Session Affinity and Stateful Services
HTTP sessions and stateful applications face a challenge with load-balanced hidden services: different requests from the same user may route to different backends. Solutions include: shared session storage (Redis cluster accessible by all backends), sticky sessions based on a session identifier cookie (configured in Nginx upstream), or stateless application design where all state is client-side (JWT tokens, cookie-based state). For stateless APIs, load balancing across backends works without modification. For stateful applications (shopping carts, authenticated sessions), shared Redis session storage is the most common solution. Configure Redis with appropriate persistence (AOF or RDB) to prevent session loss on Redis restart.

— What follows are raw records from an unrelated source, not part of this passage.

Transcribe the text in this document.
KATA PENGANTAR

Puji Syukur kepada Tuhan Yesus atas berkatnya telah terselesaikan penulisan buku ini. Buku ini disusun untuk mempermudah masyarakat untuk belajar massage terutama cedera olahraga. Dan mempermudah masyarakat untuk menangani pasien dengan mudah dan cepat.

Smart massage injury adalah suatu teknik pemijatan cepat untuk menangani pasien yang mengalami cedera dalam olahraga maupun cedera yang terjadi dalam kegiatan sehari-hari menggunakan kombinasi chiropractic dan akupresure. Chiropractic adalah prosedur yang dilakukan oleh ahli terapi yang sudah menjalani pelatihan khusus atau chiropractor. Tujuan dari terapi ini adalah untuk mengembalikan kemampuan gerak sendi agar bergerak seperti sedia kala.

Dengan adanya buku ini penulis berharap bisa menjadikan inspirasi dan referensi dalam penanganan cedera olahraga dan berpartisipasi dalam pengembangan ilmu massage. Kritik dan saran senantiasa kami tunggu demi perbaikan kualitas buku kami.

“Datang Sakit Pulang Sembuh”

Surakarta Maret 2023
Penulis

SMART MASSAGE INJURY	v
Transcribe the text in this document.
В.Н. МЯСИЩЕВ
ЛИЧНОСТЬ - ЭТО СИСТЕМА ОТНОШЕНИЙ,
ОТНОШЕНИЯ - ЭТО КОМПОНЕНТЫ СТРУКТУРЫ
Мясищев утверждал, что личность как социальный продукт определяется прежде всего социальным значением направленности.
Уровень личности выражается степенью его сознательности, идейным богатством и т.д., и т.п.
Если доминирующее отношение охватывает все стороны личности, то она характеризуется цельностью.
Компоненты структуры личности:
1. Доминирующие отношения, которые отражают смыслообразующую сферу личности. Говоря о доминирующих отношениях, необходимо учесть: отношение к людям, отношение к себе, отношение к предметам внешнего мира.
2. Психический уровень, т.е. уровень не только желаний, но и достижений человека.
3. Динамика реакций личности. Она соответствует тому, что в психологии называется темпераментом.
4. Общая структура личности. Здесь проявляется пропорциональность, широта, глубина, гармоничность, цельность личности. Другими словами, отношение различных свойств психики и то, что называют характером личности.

Operational Deployment and Update Procedures
Updating backend software without downtime requires rolling deployments compatible with OnionBalance's architecture. Update one backend at a time: take a backend out of rotation (stop its Tor daemon to allow its introduction points to expire), perform the update, verify the backend is healthy, then re-add it to OnionBalance rotation. This process takes approximately 5-10 minutes per backend due to introduction point expiry times. For zero-downtime deployments with more than 3 backends, the impact on total capacity is acceptable. For critical changes (database schema changes requiring all backends to run the same version), plan maintenance windows or deploy read-only mode during migrations.